"Jak słucham tego koncertu życzeń poszczególnych kontrkandydatów Bronisława Komorowskiego, mam wrażenie, że nie każdy z nich ma pojęcie o pracy prezydenta" - mówiła posłanka Augustyn w porannej rozmowie Radia Kraków.

 

Zapis rozmowy Jacka Bańki z posłanką PO, Urszulą Augustyn.

Co się dzieje? Już jest 45-46% poparcia dla Bronisława Komorowskiego.

- Co się ma dziać? Trwa kampania. To normalne zjawisko. Kampania się rozkręca. Badania początkowe nie równają się tym na końcu. Trzeba cierpliwie czekać.

 

Jak w kwietniu będzie 39% to też pani będzie tak mówić?

- Jak tak będzie to wszyscy, którzy kibicują Bronisławowi Komorowskiemu, zabiorą się do pracy. Proszę spokojnie czekać.

 

Muzeum Zgody imienia Bronisława Komorowskiego, spot z telefonem od Putina – sztab Andrzeja Dudy jest kilka kroków przed sztabem prezydenta.

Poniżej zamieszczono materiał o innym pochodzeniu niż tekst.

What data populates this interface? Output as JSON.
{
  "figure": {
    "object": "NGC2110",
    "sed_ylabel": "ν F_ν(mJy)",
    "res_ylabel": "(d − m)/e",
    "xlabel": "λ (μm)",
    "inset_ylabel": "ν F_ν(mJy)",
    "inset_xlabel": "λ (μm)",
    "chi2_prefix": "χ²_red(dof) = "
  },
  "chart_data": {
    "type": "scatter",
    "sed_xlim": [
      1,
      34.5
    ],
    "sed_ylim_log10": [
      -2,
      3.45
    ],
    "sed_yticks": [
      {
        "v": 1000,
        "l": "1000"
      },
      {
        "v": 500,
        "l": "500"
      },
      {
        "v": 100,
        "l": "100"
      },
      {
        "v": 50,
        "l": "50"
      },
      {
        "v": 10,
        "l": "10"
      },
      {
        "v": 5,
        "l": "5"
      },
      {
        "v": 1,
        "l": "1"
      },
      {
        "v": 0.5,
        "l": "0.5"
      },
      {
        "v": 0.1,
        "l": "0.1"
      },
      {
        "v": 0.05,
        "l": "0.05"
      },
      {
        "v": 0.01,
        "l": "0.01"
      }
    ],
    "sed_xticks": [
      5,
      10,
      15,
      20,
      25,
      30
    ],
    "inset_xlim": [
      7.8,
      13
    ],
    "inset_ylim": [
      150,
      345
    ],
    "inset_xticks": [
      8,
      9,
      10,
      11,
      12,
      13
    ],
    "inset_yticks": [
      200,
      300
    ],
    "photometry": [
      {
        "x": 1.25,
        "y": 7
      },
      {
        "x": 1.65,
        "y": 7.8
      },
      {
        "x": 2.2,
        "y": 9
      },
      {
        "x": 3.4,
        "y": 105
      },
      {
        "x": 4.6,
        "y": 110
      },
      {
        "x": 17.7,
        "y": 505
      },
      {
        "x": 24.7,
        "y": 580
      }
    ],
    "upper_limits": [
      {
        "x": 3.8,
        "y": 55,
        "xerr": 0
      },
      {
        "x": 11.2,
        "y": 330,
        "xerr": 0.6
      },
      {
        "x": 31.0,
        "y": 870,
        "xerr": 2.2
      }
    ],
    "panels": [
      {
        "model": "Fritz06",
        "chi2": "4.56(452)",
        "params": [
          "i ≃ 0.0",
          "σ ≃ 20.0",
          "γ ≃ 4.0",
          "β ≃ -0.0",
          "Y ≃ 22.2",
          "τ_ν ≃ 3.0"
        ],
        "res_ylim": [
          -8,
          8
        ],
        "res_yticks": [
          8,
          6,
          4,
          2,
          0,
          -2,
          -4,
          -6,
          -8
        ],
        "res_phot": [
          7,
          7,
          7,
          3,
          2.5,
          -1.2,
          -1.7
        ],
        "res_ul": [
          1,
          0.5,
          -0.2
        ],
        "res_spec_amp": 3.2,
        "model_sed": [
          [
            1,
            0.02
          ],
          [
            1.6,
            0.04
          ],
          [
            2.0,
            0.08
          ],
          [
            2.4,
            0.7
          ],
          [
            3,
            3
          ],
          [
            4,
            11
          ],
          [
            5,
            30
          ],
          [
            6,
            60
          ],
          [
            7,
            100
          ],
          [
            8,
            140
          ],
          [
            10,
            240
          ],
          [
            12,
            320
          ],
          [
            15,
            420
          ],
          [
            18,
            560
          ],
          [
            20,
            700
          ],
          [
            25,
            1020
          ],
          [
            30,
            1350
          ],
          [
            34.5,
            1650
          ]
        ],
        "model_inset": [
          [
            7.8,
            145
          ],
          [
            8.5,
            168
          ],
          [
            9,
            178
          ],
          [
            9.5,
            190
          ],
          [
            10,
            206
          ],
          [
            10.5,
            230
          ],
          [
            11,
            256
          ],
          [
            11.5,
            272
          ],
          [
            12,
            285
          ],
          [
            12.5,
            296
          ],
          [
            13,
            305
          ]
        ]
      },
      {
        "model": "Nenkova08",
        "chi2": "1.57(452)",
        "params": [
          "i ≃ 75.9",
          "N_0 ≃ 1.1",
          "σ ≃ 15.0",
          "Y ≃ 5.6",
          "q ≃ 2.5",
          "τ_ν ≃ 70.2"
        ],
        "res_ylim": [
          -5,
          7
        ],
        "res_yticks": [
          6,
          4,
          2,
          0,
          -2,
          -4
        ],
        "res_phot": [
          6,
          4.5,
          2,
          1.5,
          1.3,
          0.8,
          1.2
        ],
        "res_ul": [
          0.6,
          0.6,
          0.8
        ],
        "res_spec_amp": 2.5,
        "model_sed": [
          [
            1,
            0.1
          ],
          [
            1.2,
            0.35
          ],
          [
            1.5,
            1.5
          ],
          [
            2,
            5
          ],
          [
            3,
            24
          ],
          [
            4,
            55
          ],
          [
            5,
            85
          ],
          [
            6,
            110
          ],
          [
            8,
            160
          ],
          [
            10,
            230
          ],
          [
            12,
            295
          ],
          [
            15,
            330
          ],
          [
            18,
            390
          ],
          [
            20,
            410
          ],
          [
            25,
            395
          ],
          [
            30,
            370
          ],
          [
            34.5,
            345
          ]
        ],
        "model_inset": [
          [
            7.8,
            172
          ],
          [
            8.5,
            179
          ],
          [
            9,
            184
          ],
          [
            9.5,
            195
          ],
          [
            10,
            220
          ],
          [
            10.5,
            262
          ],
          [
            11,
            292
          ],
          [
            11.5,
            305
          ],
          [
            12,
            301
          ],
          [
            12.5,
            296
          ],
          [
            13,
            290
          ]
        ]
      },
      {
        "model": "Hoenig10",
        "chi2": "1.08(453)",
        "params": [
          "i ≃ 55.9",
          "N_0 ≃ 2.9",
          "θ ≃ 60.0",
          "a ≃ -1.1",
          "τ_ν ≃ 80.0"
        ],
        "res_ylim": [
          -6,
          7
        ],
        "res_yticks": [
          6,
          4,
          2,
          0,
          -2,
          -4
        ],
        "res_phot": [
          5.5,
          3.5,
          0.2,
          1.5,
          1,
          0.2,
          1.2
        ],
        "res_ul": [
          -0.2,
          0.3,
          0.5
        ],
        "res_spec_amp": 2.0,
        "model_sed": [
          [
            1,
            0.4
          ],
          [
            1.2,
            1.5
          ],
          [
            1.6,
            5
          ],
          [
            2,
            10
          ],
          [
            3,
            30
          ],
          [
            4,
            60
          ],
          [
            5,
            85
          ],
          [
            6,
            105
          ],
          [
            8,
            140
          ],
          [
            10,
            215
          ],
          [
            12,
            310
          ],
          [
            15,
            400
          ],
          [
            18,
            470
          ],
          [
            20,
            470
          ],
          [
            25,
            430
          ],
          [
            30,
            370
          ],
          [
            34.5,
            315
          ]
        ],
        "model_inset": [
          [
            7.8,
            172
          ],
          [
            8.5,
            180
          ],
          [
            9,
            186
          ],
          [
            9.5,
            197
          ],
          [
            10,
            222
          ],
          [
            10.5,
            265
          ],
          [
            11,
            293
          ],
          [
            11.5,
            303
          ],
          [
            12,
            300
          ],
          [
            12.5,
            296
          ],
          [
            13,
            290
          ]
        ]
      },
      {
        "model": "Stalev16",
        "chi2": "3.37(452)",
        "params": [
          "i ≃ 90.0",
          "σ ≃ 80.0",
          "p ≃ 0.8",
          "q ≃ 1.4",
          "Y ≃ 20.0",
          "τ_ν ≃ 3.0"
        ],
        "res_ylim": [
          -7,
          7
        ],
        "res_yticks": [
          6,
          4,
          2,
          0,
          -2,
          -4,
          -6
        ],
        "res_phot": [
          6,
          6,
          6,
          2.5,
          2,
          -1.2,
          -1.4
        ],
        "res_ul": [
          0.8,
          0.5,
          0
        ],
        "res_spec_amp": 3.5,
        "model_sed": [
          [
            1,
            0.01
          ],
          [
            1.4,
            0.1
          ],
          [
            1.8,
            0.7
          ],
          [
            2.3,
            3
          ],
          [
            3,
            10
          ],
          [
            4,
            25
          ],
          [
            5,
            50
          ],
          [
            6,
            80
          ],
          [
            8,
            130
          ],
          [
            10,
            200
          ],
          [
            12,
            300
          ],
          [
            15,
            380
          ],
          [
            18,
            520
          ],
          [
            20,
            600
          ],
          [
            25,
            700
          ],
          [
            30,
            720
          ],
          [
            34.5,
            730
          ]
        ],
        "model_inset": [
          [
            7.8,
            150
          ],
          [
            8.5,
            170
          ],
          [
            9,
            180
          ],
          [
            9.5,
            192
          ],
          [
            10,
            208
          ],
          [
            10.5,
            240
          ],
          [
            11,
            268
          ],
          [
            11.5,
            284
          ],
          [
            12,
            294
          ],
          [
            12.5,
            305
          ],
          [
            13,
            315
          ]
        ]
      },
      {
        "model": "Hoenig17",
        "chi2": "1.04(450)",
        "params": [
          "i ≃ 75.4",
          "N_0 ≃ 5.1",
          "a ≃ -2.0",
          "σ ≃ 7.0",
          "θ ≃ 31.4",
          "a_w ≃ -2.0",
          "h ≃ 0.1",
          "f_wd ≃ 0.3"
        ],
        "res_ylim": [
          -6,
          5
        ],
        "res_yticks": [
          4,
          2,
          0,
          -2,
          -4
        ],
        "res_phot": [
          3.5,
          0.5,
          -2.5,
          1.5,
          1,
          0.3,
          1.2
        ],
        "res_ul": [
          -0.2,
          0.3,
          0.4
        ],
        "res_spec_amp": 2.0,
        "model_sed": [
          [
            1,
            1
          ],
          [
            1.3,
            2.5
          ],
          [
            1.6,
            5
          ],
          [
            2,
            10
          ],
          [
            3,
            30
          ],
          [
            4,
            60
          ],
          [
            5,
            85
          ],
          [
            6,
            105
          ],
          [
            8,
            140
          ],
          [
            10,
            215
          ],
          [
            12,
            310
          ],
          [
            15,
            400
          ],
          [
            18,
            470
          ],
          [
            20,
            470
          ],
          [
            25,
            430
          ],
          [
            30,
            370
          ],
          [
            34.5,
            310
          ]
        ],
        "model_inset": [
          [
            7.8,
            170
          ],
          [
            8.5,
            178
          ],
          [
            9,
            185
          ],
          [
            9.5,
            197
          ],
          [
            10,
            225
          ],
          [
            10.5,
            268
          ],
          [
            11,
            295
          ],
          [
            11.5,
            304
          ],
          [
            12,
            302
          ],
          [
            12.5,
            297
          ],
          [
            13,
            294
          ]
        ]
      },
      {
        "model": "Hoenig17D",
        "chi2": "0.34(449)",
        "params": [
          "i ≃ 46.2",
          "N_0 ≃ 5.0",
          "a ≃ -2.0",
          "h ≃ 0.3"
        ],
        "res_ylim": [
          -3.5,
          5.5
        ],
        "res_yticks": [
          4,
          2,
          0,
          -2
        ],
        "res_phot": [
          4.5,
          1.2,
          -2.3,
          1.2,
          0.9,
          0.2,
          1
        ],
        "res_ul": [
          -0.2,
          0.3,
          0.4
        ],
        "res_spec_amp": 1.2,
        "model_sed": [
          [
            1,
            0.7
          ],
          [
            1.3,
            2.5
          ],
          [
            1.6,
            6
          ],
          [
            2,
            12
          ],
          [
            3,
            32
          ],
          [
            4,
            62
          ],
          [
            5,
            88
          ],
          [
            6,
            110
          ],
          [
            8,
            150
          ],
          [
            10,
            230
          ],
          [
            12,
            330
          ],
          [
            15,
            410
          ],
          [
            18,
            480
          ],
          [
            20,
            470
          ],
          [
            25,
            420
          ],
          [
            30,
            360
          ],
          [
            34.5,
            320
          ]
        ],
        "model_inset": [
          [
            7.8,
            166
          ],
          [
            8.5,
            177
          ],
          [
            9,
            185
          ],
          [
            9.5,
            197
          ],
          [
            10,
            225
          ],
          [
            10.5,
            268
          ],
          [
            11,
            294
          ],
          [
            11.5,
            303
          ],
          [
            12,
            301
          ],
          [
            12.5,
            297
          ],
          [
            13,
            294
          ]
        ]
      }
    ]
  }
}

- To dobrze. Nie ma w tym niczego złego. Każdy kandydat walczy jak umie i jak zaplanowano w sztabie. Proszę doczekać do końca. Czasem ci, którzy szybko zaczynają, często się wypalają. Kandydat Duda ma problemy z argumentacją. Niech kampania się toczy.

 

Nie uśmiała się pani oglądając eksponaty w Muzeum Zgody? Tę niszczarkę na przykład?

- Niszczarka jest w każdym biurze i ministerstwie. To nie jest nic dziwnego czy śmiesznego.

 

Jest pani do śmiechu jak PiS gra gafami prezydenta?

- Gafami Andrzeja Dudy gra też PO. Spokojnie. Trzeba mówić o tym co się w kampanii wydarzyło i jak się pracowało przez 5 lat. Jak słucham koncertu życzeń kandydatów to mam wrażenie, że większość nie wie czym jest prezydentura i co prezydent może.

 

W Tarnowie czekali na prezydenta związkowcy. Tymczasem przyjechał pusty „bronkobus”. To jest pomysł na tarnowską kampanię prezydenta?

- Pana nie było w Tarnowie. Byliśmy w autobusie, było tam wiele osób i działacze PO. Przychodzili ludzie i podpisywali listę poparcia. Pan nie widział autobusu.

 

Związkowcy czekali na prezydenta.

- To znaczy, że mają kiepskie informacje. Prezydent w sobotę był gdzie indziej. Jest 16 takich autobusów. Jeżdżą nimi ci, którzy mu dobrze życzą i przekonują ludzi do Bronisława Komorowskiego. Prezydent jeździ 17 autobusem. Do Tarnowa prezydent też dojedzie.

 

To wygląda jak z serialu „Czarne chmury”. 17 „bronkobusów” krąży po Polsce i nie wiadomo gdzie jest prezydent.

- Komu to przeszkadza?

 

Tarnowianom przeszkadzało.

- Nie. Kilku osobom przeszkadzało co innego. Jeśli ktoś wyraża swoje opinie to nie może obrażać innych. Jak ktoś przychodzi, żeby krzyczeć to trudno. To świadczy o kulturze tych osób.

 

Sprawa SKOK-ów i in vitro to sposób na Andrzeja Dudę?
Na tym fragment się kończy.